When It’s Done Right and What to Serve It With
You’ll know they’re done right when the shells have those neat little feet, the tops are smooth and matte, and they lift without sticking to the paper. The filling should be bright but not runny; it should hold its shape when piped. These pair wonderfully with a fragrant tea, a light sparkling wine, or a cold latte. For a brunch spread I sometimes serve them alongside lighter lemony drinks like a smoothie for contrast and color anti-inflammatory lemon blueberry smoothie because people love the echo of citrus.
How I Make Them Ahead and Store Leftovers
I often make the shells a day in advance and keep them in an airtight container, unfilled, at room temperature. Once filled, store the macarons in a single layer in an airtight container in the refrigerator for up to three days. They actually mature and taste better after 24 hours because the filling softens the shell slightly. If I want to keep them longer I freeze unfilled shells or filled macarons for up to a month, wrapped well; thaw them in the fridge to avoid condensation washing out the delicate texture.
Two Ways I Play with the Flavor
For a subtle twist I fold a teaspoon of finely grated lemon zest into the shells or swirl a little blueberry purée into the lemon curd for a marbled effect. Another favorite variation is to add a few drops of culinary lavender extract to the filling for a floral note, or to replace some of the almond flour with finely shredded coconut for a tropical poppy seed cookie. If you like savory contrasts, a pinch of finely chopped rosemary in the curd can be surprisingly good.
When Things Don’t Go As Planned
I’ve had flat shells and cracked tops, and the best fix is to step back and troubleshoot: check your oven temperature, sift more thoroughly, or give the batter less vigorous folding. If the filling is too runny, chill it more or fold in a bit of softened butter. If it’s too stiff, stir in a little cold cream until it loosens.

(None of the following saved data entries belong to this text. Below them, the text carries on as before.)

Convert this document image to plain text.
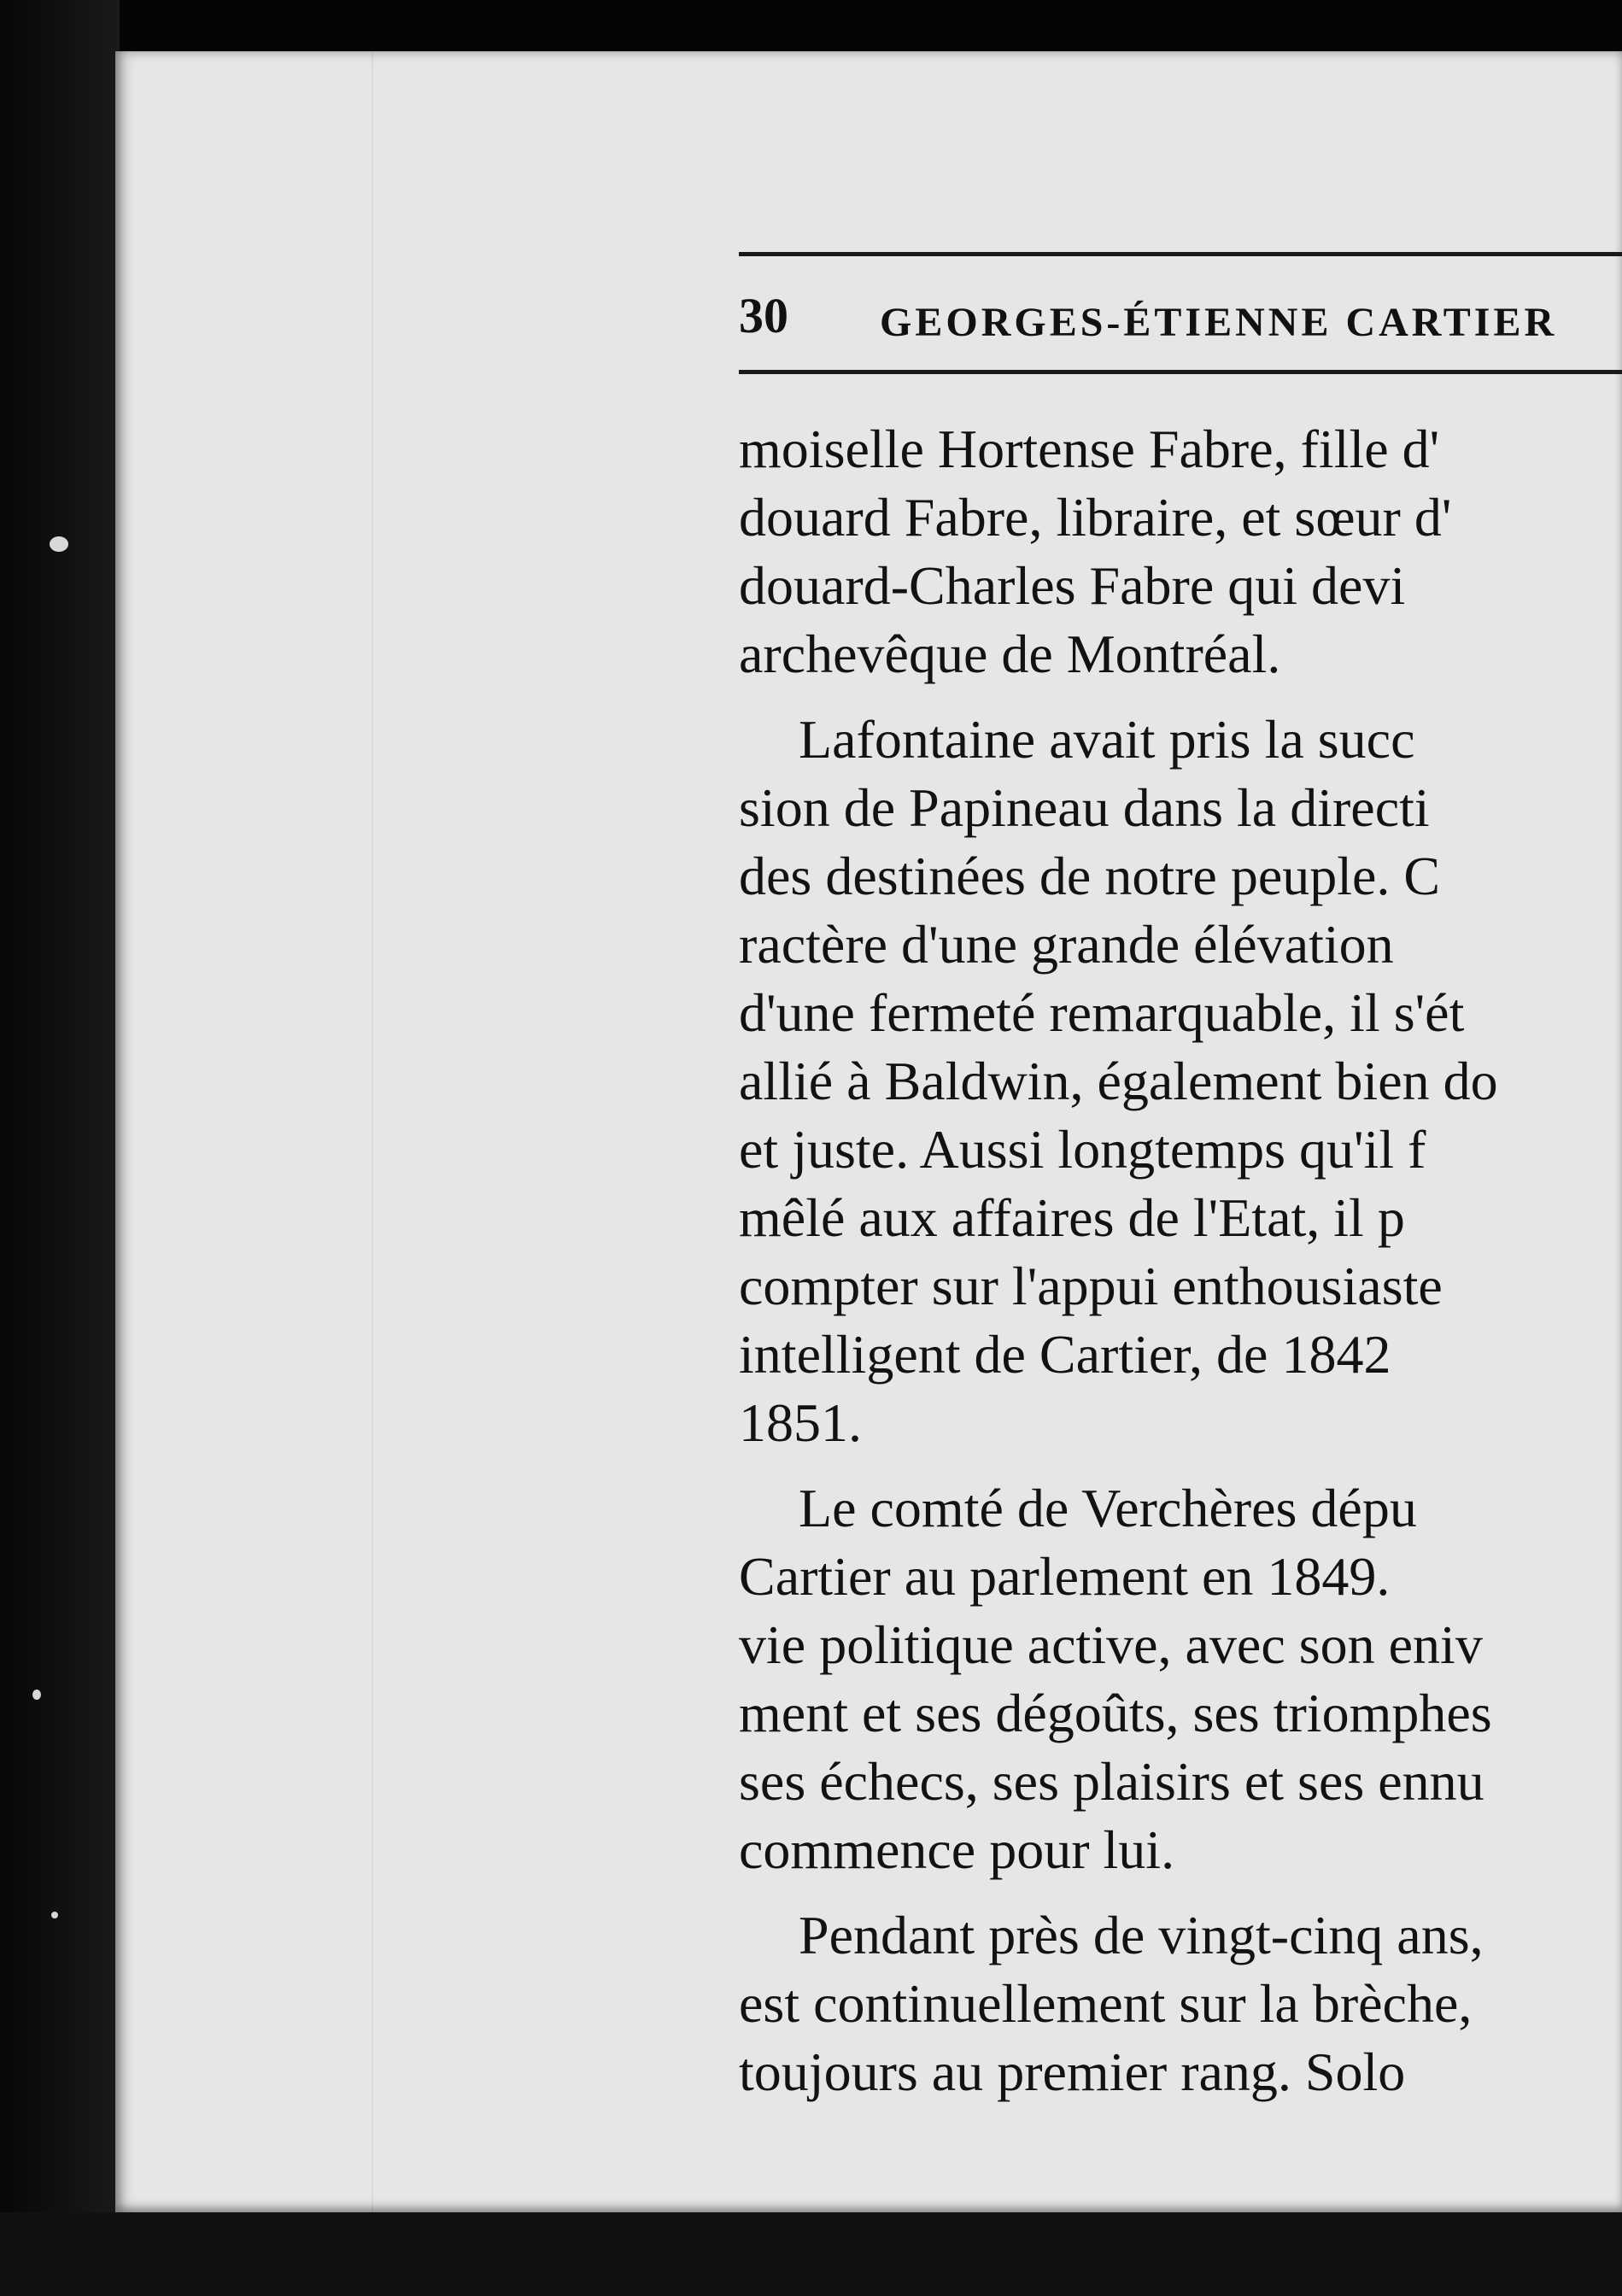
30 GEORGES-ÉTIENNE CARTIER
moiselle Hortense Fabre, fille d'
douard Fabre, libraire, et sœur d'
douard-Charles Fabre qui devi
archevêque de Montréal.
Lafontaine avait pris la succ
sion de Papineau dans la directi
des destinées de notre peuple. C
ractère d'une grande élévation
d'une fermeté remarquable, il s'ét
allié à Baldwin, également bien do
et juste. Aussi longtemps qu'il f
mêlé aux affaires de l'Etat, il p
compter sur l'appui enthousiaste
intelligent de Cartier, de 1842
1851.
Le comté de Verchères dépu
Cartier au parlement en 1849.
vie politique active, avec son eniv
ment et ses dégoûts, ses triomphes
ses échecs, ses plaisirs et ses ennu
commence pour lui.
Pendant près de vingt-cinq ans,
est continuellement sur la brèche,
toujours au premier rang. Solo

Personal Memory That Sells This Recipe to Me
There’s one afternoon I always think about: I made a double batch, packed a tin full, and walked up to my neighbor’s porch because she had just had surgery. Her smile when she tasted one was everything. That small, lemon-bright moment convinced me that making macarons is worth the fuss.
Conclusion
If you want to compare technique or try another version, I like to look at other takes on the same flavor and learn little tricks from them; this one from Lemon Poppy Seed Macarons Recipe – Barley & Sage has been a useful reference when I’m tweaking texture or ratio. Happy baking, and don’t be afraid to make them imperfect the first time.

Lemon Poppy Seed Macarons
Ingredients
Method
- Sift the powdered sugar and almond flour at least once, ideally twice, to prevent lumps.
- Whip the egg whites to soft peaks and gradually add the granulated sugar until glossy medium-stiff peaks form.

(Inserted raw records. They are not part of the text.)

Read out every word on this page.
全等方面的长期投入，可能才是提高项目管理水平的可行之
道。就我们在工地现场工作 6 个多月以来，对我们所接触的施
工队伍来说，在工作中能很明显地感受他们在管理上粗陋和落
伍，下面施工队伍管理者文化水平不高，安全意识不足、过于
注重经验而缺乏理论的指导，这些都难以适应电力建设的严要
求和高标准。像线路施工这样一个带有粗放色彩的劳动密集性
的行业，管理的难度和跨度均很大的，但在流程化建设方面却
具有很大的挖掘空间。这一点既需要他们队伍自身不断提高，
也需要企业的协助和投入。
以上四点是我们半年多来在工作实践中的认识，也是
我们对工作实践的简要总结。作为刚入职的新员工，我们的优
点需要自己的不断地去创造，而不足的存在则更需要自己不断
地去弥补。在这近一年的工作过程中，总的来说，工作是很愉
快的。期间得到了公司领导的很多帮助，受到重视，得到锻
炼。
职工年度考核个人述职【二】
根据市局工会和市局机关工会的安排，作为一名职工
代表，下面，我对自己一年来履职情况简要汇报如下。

- Gently fold the sifted dry mix into the meringue until the batter flows like lava and forms a thick ribbon.
- Sprinkle in the poppy seeds and fold to distribute.
- Pipe small rounds onto parchment-lined trays and tap to release air bubbles.

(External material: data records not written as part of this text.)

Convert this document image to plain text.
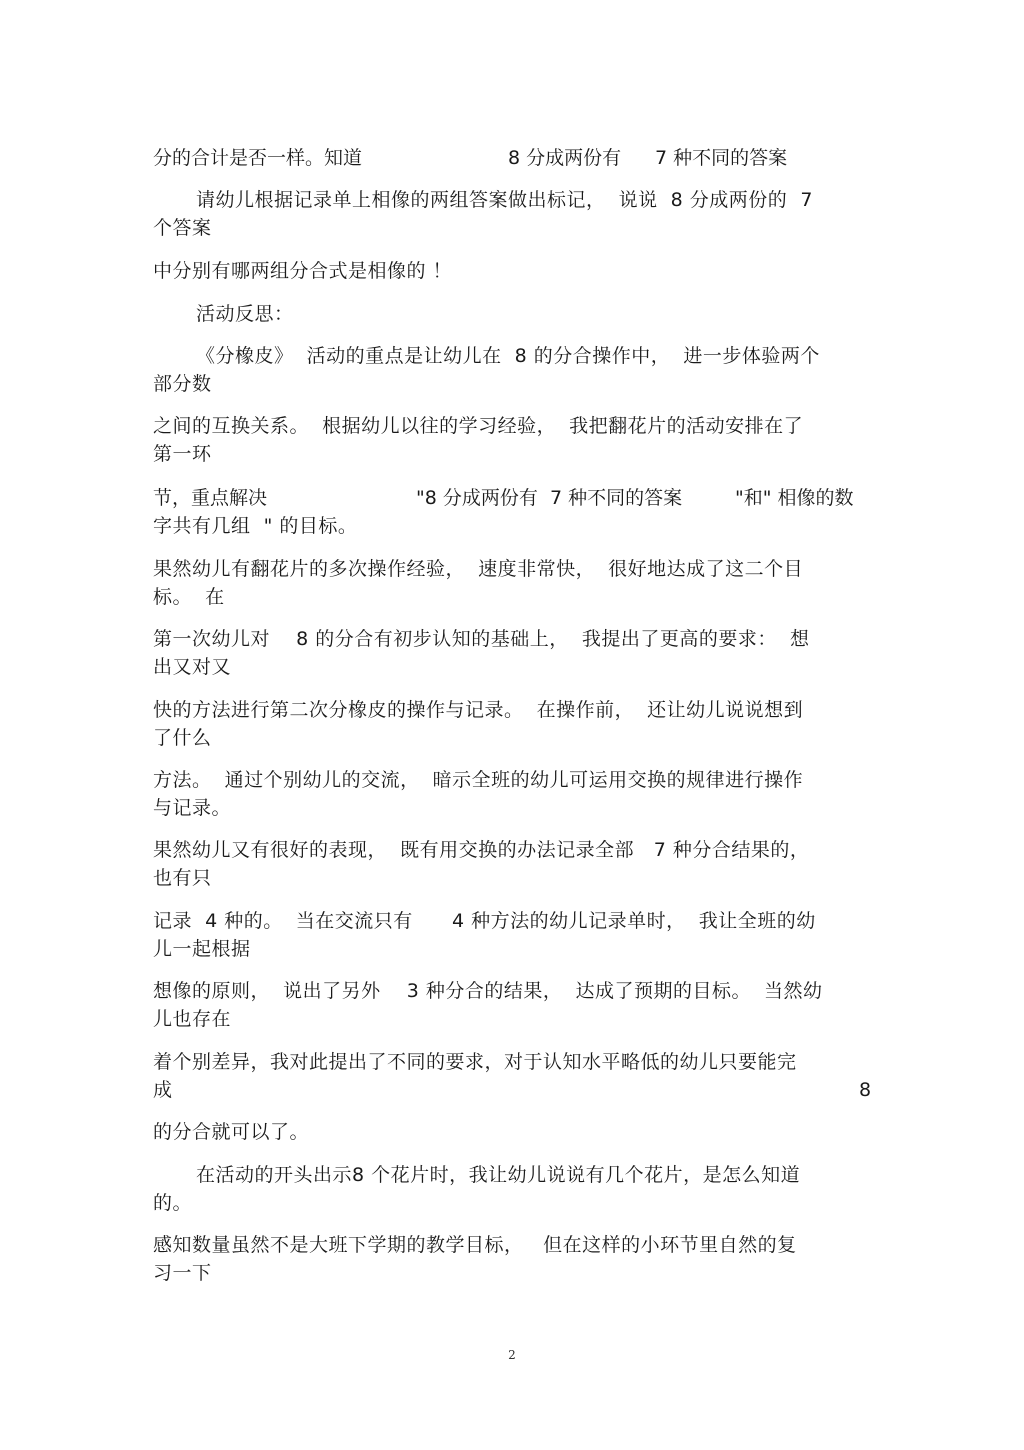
分的合计是否一样。知道	8 分成两份有 7 种不同的答案
请幼儿根据记录单上相像的两组答案做出标记，  说说  8 分成两份的  7
个答案
中分别有哪两组分合式是相像的 ！
活动反思：
《分橡皮》  活动的重点是让幼儿在  8 的分合操作中，  进一步体验两个
部分数
之间的互换关系。  根据幼儿以往的学习经验，  我把翻花片的活动安排在了
第一环
节，重点解决	"8 分成两份有  7 种不同的答案	"和" 相像的数
字共有几组  " 的目标。
果然幼儿有翻花片的多次操作经验，  速度非常快，  很好地达成了这二个目
标。  在
第一次幼儿对    8 的分合有初步认知的基础上，  我提出了更高的要求：  想
出又对又
快的方法进行第二次分橡皮的操作与记录。  在操作前，  还让幼儿说说想到
了什么
方法。  通过个别幼儿的交流，  暗示全班的幼儿可运用交换的规律进行操作
与记录。
果然幼儿又有很好的表现，  既有用交换的办法记录全部   7 种分合结果的，
也有只
记录  4 种的。  当在交流只有      4 种方法的幼儿记录单时，  我让全班的幼
儿一起根据
想像的原则，  说出了另外    3 种分合的结果，  达成了预期的目标。  当然幼
儿也存在
着个别差异，我对此提出了不同的要求，对于认知水平略低的幼儿只要能完
成	8
的分合就可以了。
在活动的开头出示8 个花片时，我让幼儿说说有几个花片，是怎么知道
的。
感知数量虽然不是大班下学期的教学目标，   但在这样的小环节里自然的复
习一下
2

- Let the macarons rest until a skin forms, about 30 to 60 minutes depending on humidity.
- Preheat the oven to 300°F (150°C).
- Bake macarons for 14 to 16 minutes, rotating trays halfway. They should lift cleanly from the paper.
- In a small saucepan, combine the sugar, lemon juice, whole egg, and egg yolk.
- Whisk constantly over medium-low heat until thickened and reaches about 170°F, or until it leaves a trail when a spatula is dragged through.
- Remove from heat and whisk in the cubed butter until smooth. Strain if desired, then chill.
- Before filling macarons, fold in the cold heavy whipping cream to make a creamy, pipeable filling.